Wrocławska edycja festiwalu Watch Docs
Dziewięć filmów dokumentalnych poświęconych przede wszystkim problematyce praw człowieka w krajach Dalekiego i Bliskiego Wschodu będzie można obejrzeć podczas wrocławskie edycji festiwalu Watch Docs. Pierwsze projekcje odbędą się w piątkowe popołudnie.
Pierwszym filmem, który obejrzą wrocławscy widzowie, będzie "Kołysanka z Phnom Penh" w reżyserii Pawła Kloca. To opowieść o poszukiwaniu miłości i akceptacji przez mężczyznę z Izraela, który wyjechał do Kambodży z pochodząca z tego kraju partnerką i córkami.
Projekcjom filmowym będą towarzyszyć dyskusje poświęcone tematyce poruszanej w dokumentach - poinformowała Hanna Drzymalik z Fundacji East Side, która jest współorganizatorem przeglądu.

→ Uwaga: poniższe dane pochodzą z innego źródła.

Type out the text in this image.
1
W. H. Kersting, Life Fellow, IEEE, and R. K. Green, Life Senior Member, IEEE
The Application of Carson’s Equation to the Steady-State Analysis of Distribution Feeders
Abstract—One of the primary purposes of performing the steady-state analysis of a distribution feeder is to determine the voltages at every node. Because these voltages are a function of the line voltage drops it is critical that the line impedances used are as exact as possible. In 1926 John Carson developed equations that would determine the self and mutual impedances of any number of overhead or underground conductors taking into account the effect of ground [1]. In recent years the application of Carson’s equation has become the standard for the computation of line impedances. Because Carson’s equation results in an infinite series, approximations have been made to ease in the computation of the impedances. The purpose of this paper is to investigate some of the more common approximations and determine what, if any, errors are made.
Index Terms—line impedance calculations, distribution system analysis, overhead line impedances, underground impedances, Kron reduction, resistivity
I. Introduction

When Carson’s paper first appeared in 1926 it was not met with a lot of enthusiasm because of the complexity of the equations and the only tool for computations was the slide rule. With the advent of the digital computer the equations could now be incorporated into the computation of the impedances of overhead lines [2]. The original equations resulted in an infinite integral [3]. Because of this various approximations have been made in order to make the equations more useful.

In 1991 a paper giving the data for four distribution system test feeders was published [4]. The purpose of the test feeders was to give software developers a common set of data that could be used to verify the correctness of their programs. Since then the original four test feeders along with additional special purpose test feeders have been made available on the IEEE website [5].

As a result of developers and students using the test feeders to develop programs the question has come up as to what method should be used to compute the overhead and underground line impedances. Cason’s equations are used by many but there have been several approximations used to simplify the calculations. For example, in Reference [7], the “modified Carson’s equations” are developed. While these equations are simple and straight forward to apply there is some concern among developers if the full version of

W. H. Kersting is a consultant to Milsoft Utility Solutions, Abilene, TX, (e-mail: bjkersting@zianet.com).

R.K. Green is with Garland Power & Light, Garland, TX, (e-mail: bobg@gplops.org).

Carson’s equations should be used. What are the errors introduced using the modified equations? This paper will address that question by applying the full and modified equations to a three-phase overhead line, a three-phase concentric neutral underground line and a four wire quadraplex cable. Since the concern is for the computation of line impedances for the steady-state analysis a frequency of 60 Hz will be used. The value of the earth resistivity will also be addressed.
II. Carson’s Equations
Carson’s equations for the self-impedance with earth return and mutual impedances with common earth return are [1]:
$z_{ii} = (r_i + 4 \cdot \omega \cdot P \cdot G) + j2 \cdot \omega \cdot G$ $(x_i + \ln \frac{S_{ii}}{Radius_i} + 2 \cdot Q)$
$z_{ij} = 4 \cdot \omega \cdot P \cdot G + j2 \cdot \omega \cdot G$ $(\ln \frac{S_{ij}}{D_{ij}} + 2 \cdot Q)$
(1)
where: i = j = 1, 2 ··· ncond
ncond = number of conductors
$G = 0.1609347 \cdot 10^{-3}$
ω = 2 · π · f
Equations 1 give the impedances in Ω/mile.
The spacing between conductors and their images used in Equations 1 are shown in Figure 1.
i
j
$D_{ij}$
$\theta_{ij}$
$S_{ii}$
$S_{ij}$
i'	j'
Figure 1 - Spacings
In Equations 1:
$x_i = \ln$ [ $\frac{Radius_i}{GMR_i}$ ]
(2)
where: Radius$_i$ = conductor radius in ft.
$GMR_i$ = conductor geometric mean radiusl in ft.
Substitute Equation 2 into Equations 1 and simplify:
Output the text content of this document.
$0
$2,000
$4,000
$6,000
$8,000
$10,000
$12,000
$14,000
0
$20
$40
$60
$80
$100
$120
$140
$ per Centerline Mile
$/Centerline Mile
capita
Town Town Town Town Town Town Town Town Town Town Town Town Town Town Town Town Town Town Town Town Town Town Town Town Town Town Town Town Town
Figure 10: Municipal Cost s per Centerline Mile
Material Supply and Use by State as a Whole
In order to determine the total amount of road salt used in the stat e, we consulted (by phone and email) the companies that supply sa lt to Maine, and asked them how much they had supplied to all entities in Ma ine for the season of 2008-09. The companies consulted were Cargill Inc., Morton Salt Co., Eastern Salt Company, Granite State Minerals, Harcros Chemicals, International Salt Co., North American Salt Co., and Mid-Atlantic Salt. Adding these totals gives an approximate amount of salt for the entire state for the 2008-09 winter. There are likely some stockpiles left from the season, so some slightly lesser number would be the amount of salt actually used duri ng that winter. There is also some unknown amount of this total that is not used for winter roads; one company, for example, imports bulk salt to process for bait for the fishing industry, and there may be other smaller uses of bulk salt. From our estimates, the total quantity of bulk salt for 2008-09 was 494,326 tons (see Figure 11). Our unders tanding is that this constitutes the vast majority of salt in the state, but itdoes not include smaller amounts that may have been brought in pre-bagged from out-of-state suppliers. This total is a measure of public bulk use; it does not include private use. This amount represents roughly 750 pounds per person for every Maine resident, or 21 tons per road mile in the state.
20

Pierwsza z zaplanowanych dyskusji odbędzie się po piątkowej projekcji filmu "Miasto bez granic" w reżyserii Imre Azema. To dokument poświęcony Stambułowi. - Twórcy filmu z uwagą przyglądają się kosztom błyskawicznego rozrostu miasta. Okraszony animacjami i prowadzony w szybkim tempie film Imre Azema oszałamia panoramą ogromnego miasta, które zdaje się rosnąć na oczach widza - opisuje fabułę dokumentu Drzymalik. W spotkaniu z widzami weźmie udział antropolożka i turkolożka Justyna Chmielewska.
W kolejnych dniach zostaną zaprezentowane m.in. filmy poświęcone Białorusi czy życiu nielegalnych imigrantów w ośrodku w pobliżu Genewy.
Wrocławska edycja festiwalu Watch Docs zakończy się w niedzielę.